Last Updated on 2021年7月28日 by 勝
退職金にかかる所得税
退職金は、税務上は退職所得といいます。退職所得とは、退職に起因して勤務先から支給される退職金や一時恩給などの所得をいいます。また、社会保険制度などにより退職に基因して支給される一時金、適格退職年金契約に基づいて受ける退職一時金なども退職所得とみなされます。
退職所得は、原則として他の所得と分離して所得税額を計算します。退職金には退職所得控除があり、さらに2分の1適用があるので、他の所得に比べ税負担が軽くすみます。
退職金等の支払の際に「退職所得の受給に関する申告書」を提出(通常は会社が提出を求めます)している人については、退職金等の支払者が所得税額を計算し、その退職手当等の支払の際、退職所得の金額に応じた所得税等の額が源泉徴収されるため、原則として確定申告は必要ありません。
退職所得の受給に関する申告書を提出しなった場合は、退職金等の支払金額に対して所得税額及び復興特別所得税額が源泉徴収されますが、本人が確定申告すれば戻ります。
計算方法
退職所得の金額は、次のように計算します。
(収入金額 − 退職所得控除額) × 2分の1 = 退職所得の金額
退職金が退職所得控除額より少なければ所得税はゼロです。控除額を上回った場合も、2分の1を掛けてから税率をかけます。
役員等勤続年数が5年以下である人が支払を受ける退職金のうち、その役員等勤続年数に対応する退職金として支払を受けるものについては、平成25年分以後は上記計算式の2分の1計算の適用はありません。
所得税額は退職所得控除後の金額に応じて、国税庁ホームページに掲載されている所得税の税額表に記載された所得税率を掛けて求めます。
退職所得控除額
勤続年数に応じて、以下により計算した額を退職所得控除として退職金から控除することができます。
勤続年数の数え方は1年未満の端数を切り上げ、1年として計算します。
勤続年数が20年以下の場合
40万円×勤続年数(80万円に満たないときは80万円)
勤続年数が20年を超える場合
800万円+70万円×(勤続年数-20年)
退職金の支払いを受ける人が、在職中に障害者に該当することになって退職した場合は、控除額に勤続年数に関係なく100万円が加算されます。
計算例
例えば、40年勤続の人の場合は、800万+70万×(40−20)=2,200万となるので、退職金が2,200万円を超える場合に所得税が課税されることになります。
退職金にかかる住民税
退職金には、住民税もかかります。
通常の住民税は前年の所得に対して課税されますが、退職所得にかかる住民税は、他の所得と区別して、退職した年の1月1日に住んでいた住所地の区市町村で課税されます。
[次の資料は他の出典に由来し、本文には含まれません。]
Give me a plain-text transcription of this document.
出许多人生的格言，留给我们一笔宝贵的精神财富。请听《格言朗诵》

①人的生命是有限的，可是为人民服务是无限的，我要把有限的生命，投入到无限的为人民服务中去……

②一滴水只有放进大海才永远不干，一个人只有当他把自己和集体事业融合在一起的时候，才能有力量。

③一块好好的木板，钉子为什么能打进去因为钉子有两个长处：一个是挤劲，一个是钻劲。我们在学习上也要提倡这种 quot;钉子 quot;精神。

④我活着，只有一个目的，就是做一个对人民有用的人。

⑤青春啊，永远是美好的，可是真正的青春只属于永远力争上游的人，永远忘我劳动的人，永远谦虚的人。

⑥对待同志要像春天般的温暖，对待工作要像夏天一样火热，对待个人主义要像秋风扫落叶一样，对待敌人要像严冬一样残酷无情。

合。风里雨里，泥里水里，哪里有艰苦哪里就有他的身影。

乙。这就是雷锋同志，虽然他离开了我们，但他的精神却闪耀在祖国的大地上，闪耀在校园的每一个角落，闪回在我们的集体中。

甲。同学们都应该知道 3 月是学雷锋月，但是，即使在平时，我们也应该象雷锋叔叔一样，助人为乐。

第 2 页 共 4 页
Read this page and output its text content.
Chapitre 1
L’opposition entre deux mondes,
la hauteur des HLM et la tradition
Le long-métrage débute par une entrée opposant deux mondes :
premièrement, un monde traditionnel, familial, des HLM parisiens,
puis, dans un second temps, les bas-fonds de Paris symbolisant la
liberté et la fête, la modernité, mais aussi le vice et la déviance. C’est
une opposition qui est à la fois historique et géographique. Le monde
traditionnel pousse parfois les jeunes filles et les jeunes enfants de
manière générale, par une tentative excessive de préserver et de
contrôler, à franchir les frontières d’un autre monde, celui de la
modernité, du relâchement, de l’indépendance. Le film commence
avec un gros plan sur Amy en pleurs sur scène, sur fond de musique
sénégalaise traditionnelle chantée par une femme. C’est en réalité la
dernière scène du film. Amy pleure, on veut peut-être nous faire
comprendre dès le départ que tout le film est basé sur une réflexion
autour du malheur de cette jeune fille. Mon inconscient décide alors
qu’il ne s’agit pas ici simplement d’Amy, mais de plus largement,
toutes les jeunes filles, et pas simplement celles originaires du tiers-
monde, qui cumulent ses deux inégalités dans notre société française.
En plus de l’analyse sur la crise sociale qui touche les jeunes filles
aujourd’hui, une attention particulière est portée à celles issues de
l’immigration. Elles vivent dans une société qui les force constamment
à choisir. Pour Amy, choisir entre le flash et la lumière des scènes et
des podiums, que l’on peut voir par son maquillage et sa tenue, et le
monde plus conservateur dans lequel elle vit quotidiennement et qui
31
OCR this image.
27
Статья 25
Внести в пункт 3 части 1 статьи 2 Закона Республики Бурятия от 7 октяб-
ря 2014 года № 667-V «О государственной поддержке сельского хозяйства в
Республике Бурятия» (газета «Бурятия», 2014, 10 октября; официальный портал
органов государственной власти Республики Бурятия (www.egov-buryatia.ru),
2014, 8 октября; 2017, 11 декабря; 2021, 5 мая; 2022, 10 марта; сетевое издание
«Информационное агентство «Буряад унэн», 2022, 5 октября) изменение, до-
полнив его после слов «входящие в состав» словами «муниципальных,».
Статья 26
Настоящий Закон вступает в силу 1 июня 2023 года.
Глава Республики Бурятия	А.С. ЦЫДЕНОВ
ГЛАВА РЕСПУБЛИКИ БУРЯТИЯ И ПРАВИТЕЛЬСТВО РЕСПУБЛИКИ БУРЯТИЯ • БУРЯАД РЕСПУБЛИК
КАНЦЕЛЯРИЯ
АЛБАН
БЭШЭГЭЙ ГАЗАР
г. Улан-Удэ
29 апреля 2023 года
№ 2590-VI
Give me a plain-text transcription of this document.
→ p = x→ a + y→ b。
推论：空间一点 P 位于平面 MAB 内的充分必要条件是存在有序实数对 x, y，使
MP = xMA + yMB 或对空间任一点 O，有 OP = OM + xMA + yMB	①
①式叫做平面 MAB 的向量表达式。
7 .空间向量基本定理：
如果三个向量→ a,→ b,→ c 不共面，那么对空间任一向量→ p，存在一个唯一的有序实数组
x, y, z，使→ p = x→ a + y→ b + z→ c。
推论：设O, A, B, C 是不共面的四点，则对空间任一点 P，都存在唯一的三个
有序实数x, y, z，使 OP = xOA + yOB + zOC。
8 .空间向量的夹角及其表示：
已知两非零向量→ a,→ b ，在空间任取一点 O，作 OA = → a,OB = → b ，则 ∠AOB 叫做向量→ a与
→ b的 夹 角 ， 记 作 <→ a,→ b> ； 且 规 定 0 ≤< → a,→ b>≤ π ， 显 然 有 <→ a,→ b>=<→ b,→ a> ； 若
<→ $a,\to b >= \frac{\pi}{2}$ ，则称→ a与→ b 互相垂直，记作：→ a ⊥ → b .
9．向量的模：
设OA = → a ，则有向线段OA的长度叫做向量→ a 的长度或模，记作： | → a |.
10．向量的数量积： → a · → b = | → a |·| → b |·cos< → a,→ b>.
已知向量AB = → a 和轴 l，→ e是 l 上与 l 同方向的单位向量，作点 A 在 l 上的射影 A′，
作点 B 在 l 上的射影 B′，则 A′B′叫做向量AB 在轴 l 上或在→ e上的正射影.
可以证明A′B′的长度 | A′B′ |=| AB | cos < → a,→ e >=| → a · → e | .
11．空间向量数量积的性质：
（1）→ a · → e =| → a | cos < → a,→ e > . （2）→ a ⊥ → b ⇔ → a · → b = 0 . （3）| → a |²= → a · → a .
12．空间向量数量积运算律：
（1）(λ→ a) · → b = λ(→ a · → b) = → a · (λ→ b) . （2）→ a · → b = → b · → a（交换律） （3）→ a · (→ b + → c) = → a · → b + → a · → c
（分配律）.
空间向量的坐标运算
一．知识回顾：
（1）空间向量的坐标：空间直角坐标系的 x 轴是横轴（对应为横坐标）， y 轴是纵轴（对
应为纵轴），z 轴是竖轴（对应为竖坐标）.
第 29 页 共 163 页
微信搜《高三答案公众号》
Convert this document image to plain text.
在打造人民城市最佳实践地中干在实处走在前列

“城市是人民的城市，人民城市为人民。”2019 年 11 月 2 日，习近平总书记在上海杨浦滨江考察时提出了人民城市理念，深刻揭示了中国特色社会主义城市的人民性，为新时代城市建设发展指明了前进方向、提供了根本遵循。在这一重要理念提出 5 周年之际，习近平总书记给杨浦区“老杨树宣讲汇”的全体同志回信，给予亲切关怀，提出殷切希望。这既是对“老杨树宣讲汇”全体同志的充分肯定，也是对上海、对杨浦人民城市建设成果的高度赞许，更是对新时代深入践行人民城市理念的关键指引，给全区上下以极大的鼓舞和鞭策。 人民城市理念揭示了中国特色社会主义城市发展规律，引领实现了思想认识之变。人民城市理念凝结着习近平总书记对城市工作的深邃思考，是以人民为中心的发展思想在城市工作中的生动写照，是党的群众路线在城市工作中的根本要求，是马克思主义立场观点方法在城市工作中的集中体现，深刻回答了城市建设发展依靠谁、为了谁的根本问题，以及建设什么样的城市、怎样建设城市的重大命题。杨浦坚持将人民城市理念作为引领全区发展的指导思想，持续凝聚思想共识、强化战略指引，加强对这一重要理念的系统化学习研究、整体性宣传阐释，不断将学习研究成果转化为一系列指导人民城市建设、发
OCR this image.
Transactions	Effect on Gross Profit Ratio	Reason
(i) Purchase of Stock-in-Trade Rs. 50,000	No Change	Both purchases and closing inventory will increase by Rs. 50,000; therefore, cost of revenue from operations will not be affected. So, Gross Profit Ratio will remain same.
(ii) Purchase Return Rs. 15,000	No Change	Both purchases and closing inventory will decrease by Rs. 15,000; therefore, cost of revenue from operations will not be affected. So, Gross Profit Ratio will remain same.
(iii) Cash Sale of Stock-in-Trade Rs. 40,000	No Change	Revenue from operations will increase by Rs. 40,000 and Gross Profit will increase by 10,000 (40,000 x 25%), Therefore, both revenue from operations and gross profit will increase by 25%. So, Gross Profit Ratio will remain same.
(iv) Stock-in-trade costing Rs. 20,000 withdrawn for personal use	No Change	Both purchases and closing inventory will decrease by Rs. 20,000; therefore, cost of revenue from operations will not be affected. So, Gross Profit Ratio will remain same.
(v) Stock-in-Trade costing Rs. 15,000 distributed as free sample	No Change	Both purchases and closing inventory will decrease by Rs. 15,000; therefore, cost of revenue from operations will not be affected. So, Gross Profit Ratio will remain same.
前年課税ではなく、現年分離課税といいます。
住民税額は、所得税と同じ計算方法で計算した「課税退職所得金額」に一律10%を掛けて計算します。
納付すべき住民税額を計算し、支払いの際に特別徴収して、翌月の10日までに区市町村に納入することになっています。
復興特別税が上乗せされる
東日本大震災からの復興施策に必要な財源を確保するために、復興特別税が、本来の税とは別に課せられることになりました。
所得税は2013年1月1日からの25年間、税額に2.1%を上乗せ。
住民税は2014年6月からの10年間、年1,000円上乗せする予定です。